5 Ways Data is Transforming the Insurance Industry

St. John’s Tobin School of Risk Conference on Transforming Insurance

I recently spoke at a conference on the use of data in the Insurance industry at the St. John’s School of Risk in New York City and here are 5 key things I took away:

1. All insurance companies aspire to use more data but few are able to operationalize the use of data

Operationalizing Data Is a Challenge

The Insurance industry has a renewed realization of the value of data due to AI and machine learning. Predictive models have myriad applications in the insurance industry including optimizing customer acquisition, delivering personalized service, processing claims efficiently, intelligently underwriting policies, and detecting fraud more effectively. The common ingredient to build and train predictive models is operational and business data. Luckily, the industry has access to lots of this data — from both internal and external sources. One person sitting next to me at the conference worked at a reinsurance company and had the title of “Data Hunter”. Her sole job was to seek new data sources to help the company. However operationalizing AI can be challenging for incumbent insurance companies whose traditional IT infrastructure cannot scale to take advantage of new data sources and whose internal data is locked up in silos that are incompatible with each other.

Implication

One of the biggest opportunities the industry incumbents have at their disposal is to break down the corporate data silos. (See my general blog on data silos.) Imagine a data platform that has the customer, policy and claims data all stored in one place so that new policy underwriting could consider previous claims and leverage data from the underwriting process such as policy modifications.

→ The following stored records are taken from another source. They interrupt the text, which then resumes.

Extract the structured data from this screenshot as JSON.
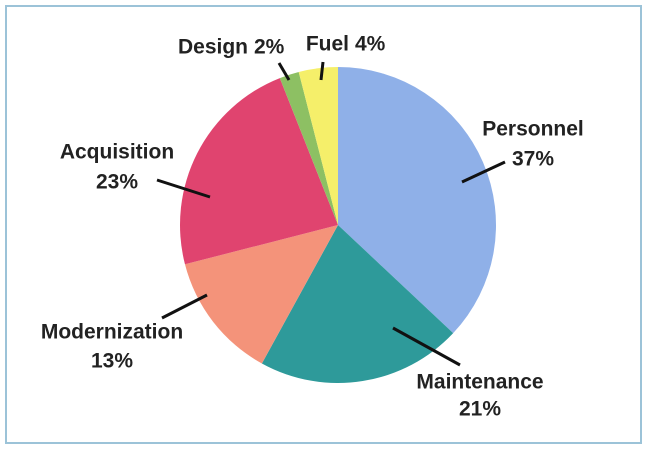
{
  "chart_data": {
    "type": "pie",
    "categories": [
      "Personnel",
      "Maintenance",
      "Modernization",
      "Acquisition",
      "Design",
      "Fuel"
    ],
    "values": [
      37,
      21,
      13,
      23,
      2,
      4
    ],
    "value_labels": [
      "37%",
      "21%",
      "13%",
      "23%",
      "2%",
      "4%"
    ],
    "colors": [
      "#8fb0e8",
      "#2e9a9a",
      "#f4937a",
      "#e0446f",
      "#8dc063",
      "#f5ef6a"
    ]
  }
}
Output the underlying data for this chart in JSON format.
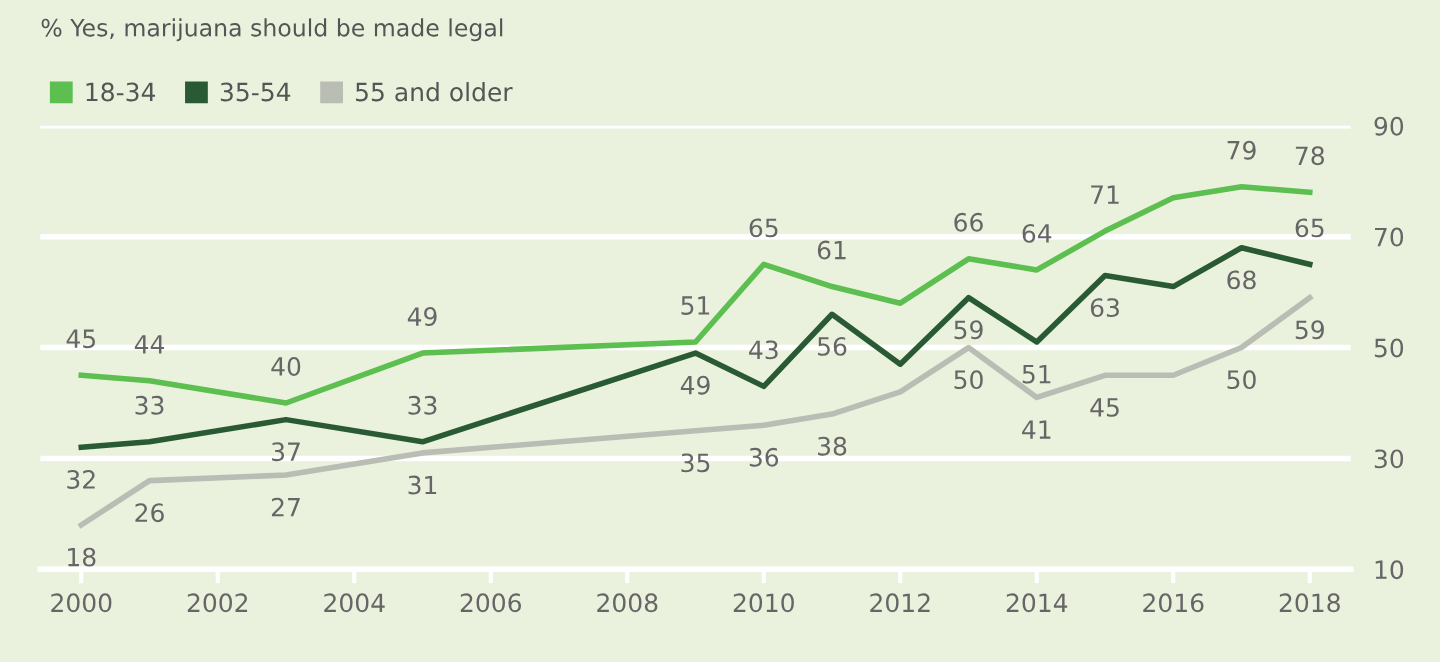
{
  "chart_data": {
    "type": "line",
    "title": "% Yes, marijuana should be made legal",
    "x": [
      2000,
      2001,
      2003,
      2005,
      2009,
      2010,
      2011,
      2012,
      2013,
      2014,
      2015,
      2016,
      2017,
      2018
    ],
    "series": [
      {
        "name": "18-34",
        "color": "#5cbf4f",
        "values": [
          45,
          44,
          40,
          49,
          51,
          65,
          61,
          58,
          66,
          64,
          71,
          77,
          79,
          78
        ],
        "value_labels": [
          "45",
          "44",
          "40",
          "49",
          "51",
          "65",
          "61",
          null,
          "66",
          "64",
          "71",
          null,
          "79",
          "78"
        ]
      },
      {
        "name": "35-54",
        "color": "#2a5a34",
        "values": [
          32,
          33,
          37,
          33,
          49,
          43,
          56,
          47,
          59,
          51,
          63,
          61,
          68,
          65
        ],
        "value_labels": [
          "32",
          "33",
          "37",
          "33",
          "49",
          "43",
          "56",
          null,
          "59",
          "51",
          "63",
          null,
          "68",
          "65"
        ]
      },
      {
        "name": "55 and older",
        "color": "#b9bdb4",
        "values": [
          18,
          26,
          27,
          31,
          35,
          36,
          38,
          42,
          50,
          41,
          45,
          45,
          50,
          59
        ],
        "value_labels": [
          "18",
          "26",
          "27",
          "31",
          "35",
          "36",
          "38",
          null,
          "50",
          "41",
          "45",
          null,
          "50",
          "59"
        ]
      }
    ],
    "xlim": [
      1999.4,
      2018.6
    ],
    "xticks": [
      2000,
      2002,
      2004,
      2006,
      2008,
      2010,
      2012,
      2014,
      2016,
      2018
    ],
    "ylim": [
      10,
      90
    ],
    "yticks": [
      10,
      30,
      50,
      70,
      90
    ],
    "grid": "y",
    "legend": "top left",
    "marker": "none",
    "line_style": "solid"
  }
}
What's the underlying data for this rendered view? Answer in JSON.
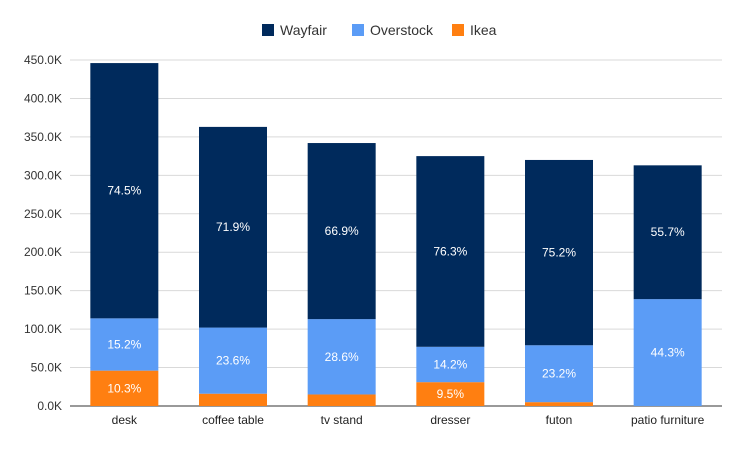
{
  "chart_data": {
    "type": "bar",
    "stacked": true,
    "categories": [
      "desk",
      "coffee table",
      "tv stand",
      "dresser",
      "futon",
      "patio furniture"
    ],
    "series": [
      {
        "name": "Ikea",
        "color": "#ff7f11",
        "values": [
          46000,
          16000,
          15000,
          31000,
          5000,
          0
        ]
      },
      {
        "name": "Overstock",
        "color": "#5b9cf6",
        "values": [
          68000,
          86000,
          98000,
          46000,
          74000,
          139000
        ]
      },
      {
        "name": "Wayfair",
        "color": "#002a5c",
        "values": [
          332000,
          261000,
          229000,
          248000,
          241000,
          174000
        ]
      }
    ],
    "segment_labels": [
      [
        "10.3%",
        "",
        "",
        "9.5%",
        "",
        ""
      ],
      [
        "15.2%",
        "23.6%",
        "28.6%",
        "14.2%",
        "23.2%",
        "44.3%"
      ],
      [
        "74.5%",
        "71.9%",
        "66.9%",
        "76.3%",
        "75.2%",
        "55.7%"
      ]
    ],
    "legend": [
      "Wayfair",
      "Overstock",
      "Ikea"
    ],
    "legend_position": "top",
    "ylim": [
      0,
      450000
    ],
    "yticks": [
      "0.0K",
      "50.0K",
      "100.0K",
      "150.0K",
      "200.0K",
      "250.0K",
      "300.0K",
      "350.0K",
      "400.0K",
      "450.0K"
    ],
    "grid": true,
    "title": "",
    "xlabel": "",
    "ylabel": ""
  }
}
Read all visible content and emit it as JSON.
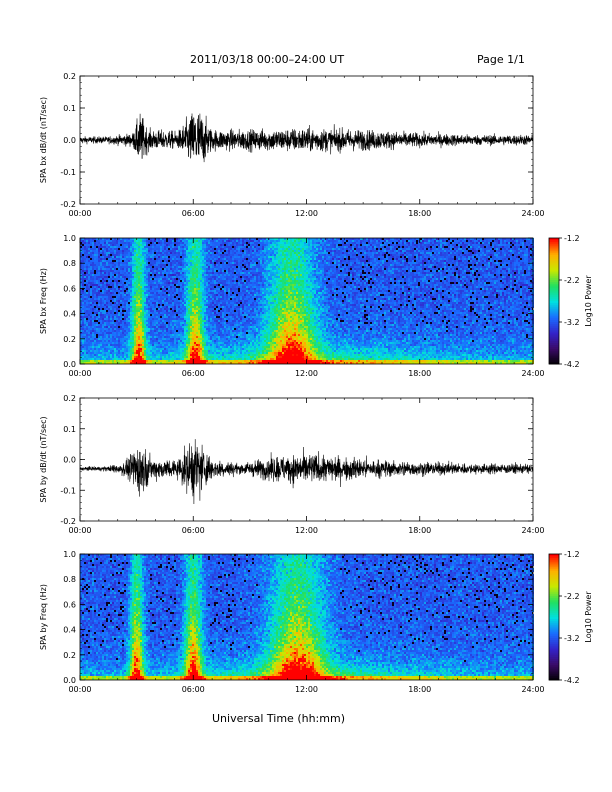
{
  "header": {
    "title": "2011/03/18  00:00–24:00 UT",
    "page": "Page 1/1"
  },
  "xlabel": "Universal Time (hh:mm)",
  "colors": {
    "trace": "#000000",
    "background": "#ffffff",
    "colormap": [
      "#000000",
      "#3a0a66",
      "#3322c8",
      "#1a6cff",
      "#00e0e0",
      "#20e060",
      "#c8e800",
      "#ffb000",
      "#ff0000"
    ]
  },
  "chart_data": [
    {
      "type": "line",
      "ylabel": "SPA bx dB/dt (nT/sec)",
      "xlim": [
        0,
        24
      ],
      "ylim": [
        -0.2,
        0.2
      ],
      "x_ticks": [
        "00:00",
        "06:00",
        "12:00",
        "18:00",
        "24:00"
      ],
      "y_ticks": [
        "-0.2",
        "-0.1",
        "0.0",
        "0.1",
        "0.2"
      ],
      "baseline": 0.0,
      "activity": [
        {
          "x": 0.0,
          "amp": 0.02
        },
        {
          "x": 1.5,
          "amp": 0.02
        },
        {
          "x": 2.8,
          "amp": 0.04
        },
        {
          "x": 3.2,
          "amp": 0.16
        },
        {
          "x": 3.6,
          "amp": 0.06
        },
        {
          "x": 5.2,
          "amp": 0.05
        },
        {
          "x": 6.2,
          "amp": 0.2
        },
        {
          "x": 7.0,
          "amp": 0.06
        },
        {
          "x": 9.0,
          "amp": 0.06
        },
        {
          "x": 12.0,
          "amp": 0.07
        },
        {
          "x": 15.0,
          "amp": 0.06
        },
        {
          "x": 18.0,
          "amp": 0.04
        },
        {
          "x": 21.0,
          "amp": 0.03
        },
        {
          "x": 24.0,
          "amp": 0.03
        }
      ]
    },
    {
      "type": "heatmap",
      "ylabel": "SPA bx Freq (Hz)",
      "xlim": [
        0,
        24
      ],
      "ylim": [
        0.0,
        1.0
      ],
      "x_ticks": [
        "00:00",
        "06:00",
        "12:00",
        "18:00",
        "24:00"
      ],
      "y_ticks": [
        "0.0",
        "0.2",
        "0.4",
        "0.6",
        "0.8",
        "1.0"
      ],
      "colorbar": {
        "label": "Log10 Power",
        "range": [
          -4.2,
          -1.2
        ],
        "ticks": [
          "-1.2",
          "-2.2",
          "-3.2",
          "-4.2"
        ]
      },
      "bursts": [
        {
          "x": 3.1,
          "width": 0.35
        },
        {
          "x": 6.1,
          "width": 0.45
        },
        {
          "x": 11.2,
          "width": 1.2
        }
      ]
    },
    {
      "type": "line",
      "ylabel": "SPA by dB/dt (nT/sec)",
      "xlim": [
        0,
        24
      ],
      "ylim": [
        -0.2,
        0.2
      ],
      "x_ticks": [
        "00:00",
        "06:00",
        "12:00",
        "18:00",
        "24:00"
      ],
      "y_ticks": [
        "-0.2",
        "-0.1",
        "0.0",
        "0.1",
        "0.2"
      ],
      "baseline": -0.03,
      "activity": [
        {
          "x": 0.0,
          "amp": 0.01
        },
        {
          "x": 1.5,
          "amp": 0.015
        },
        {
          "x": 2.5,
          "amp": 0.05
        },
        {
          "x": 3.1,
          "amp": 0.17
        },
        {
          "x": 3.8,
          "amp": 0.06
        },
        {
          "x": 5.2,
          "amp": 0.06
        },
        {
          "x": 6.1,
          "amp": 0.2
        },
        {
          "x": 7.0,
          "amp": 0.06
        },
        {
          "x": 8.5,
          "amp": 0.03
        },
        {
          "x": 10.5,
          "amp": 0.08
        },
        {
          "x": 12.0,
          "amp": 0.09
        },
        {
          "x": 14.0,
          "amp": 0.07
        },
        {
          "x": 16.0,
          "amp": 0.05
        },
        {
          "x": 18.0,
          "amp": 0.04
        },
        {
          "x": 21.0,
          "amp": 0.03
        },
        {
          "x": 24.0,
          "amp": 0.03
        }
      ]
    },
    {
      "type": "heatmap",
      "ylabel": "SPA by Freq (Hz)",
      "xlim": [
        0,
        24
      ],
      "ylim": [
        0.0,
        1.0
      ],
      "x_ticks": [
        "00:00",
        "06:00",
        "12:00",
        "18:00",
        "24:00"
      ],
      "y_ticks": [
        "0.0",
        "0.2",
        "0.4",
        "0.6",
        "0.8",
        "1.0"
      ],
      "colorbar": {
        "label": "Log10 Power",
        "range": [
          -4.2,
          -1.2
        ],
        "ticks": [
          "-1.2",
          "-2.2",
          "-3.2",
          "-4.2"
        ]
      },
      "bursts": [
        {
          "x": 3.0,
          "width": 0.35
        },
        {
          "x": 6.0,
          "width": 0.45
        },
        {
          "x": 11.5,
          "width": 1.4
        }
      ]
    }
  ]
}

2. Early movers are using external data in really interesting ways:

Sensors in Homes Transform P&C Insurance Via Prevention

If there is a common thread that has the potential to transform all the segments and the lines of business of the insurance industry, it is the use of external data. New data sources are transformative for the insurance industry because they can make customer interactions seamless to increase brand loyalty, make critical business processes such as claims management efficient and even help implement preventive practices that can improve the overall profitability of the industry. Let’s explore some of these new data sources.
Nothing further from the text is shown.